Provide answer choices for PS questions.Let the amount of water to be added be \(x\) liters.

We want the percentage of water to increase from 10% to 20% or percentage of non-water to decrease from 90% to 80%. Note that when we add \(x\) liters of water the amount of non-water in mixture in liters remains the same, so:

\(0.9*40=0.8(40+x)\) --> \(x=5\).

Or, the amount of water after adding \(x\) liters of water (\(0.2*(40+x)\)) should be equal to initial amount of water (\(0.1*40\)) plus the amount of water we add (\(x\))
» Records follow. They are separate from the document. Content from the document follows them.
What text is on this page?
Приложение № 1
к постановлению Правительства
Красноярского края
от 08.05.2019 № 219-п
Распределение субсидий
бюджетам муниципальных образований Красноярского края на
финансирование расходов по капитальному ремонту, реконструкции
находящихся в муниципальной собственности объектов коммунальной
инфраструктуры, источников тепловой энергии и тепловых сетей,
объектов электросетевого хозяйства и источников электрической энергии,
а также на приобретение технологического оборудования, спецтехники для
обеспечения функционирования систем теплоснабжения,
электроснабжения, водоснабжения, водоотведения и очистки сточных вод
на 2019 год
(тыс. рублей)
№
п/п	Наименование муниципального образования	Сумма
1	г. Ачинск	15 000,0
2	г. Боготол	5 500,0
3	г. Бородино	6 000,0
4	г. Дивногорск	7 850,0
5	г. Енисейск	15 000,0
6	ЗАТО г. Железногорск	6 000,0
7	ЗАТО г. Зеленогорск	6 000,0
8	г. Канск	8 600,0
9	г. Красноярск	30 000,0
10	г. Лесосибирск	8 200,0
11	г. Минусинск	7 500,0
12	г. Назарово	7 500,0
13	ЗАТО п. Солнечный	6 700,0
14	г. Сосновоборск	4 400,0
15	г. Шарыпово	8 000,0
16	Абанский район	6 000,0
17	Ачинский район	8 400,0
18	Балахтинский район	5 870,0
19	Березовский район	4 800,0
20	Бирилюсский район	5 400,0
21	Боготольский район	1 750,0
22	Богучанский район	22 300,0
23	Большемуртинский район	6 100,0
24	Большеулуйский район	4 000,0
\(0.2*(40+x)=0.1*40+x\) --> \(x=5\).

Hope it helps.

Hi Bunuel, i got the different ans.. let me know where i m wrong....

Problem again :

a mixture of 40 liters of milk and water contains 10% water. how much water should be added to this so that water may be 20% in the new mixture?

a mixture of 40 ltrs water + milk contains 10% of water so 4 ltrs are water rest 36 ltrs are milk.

if i want to make water 20% in the mixture

40*20% = (4+ x) here x is the water to be added to the mixture

so, i got x as 4

please suggest me if i gone wrong???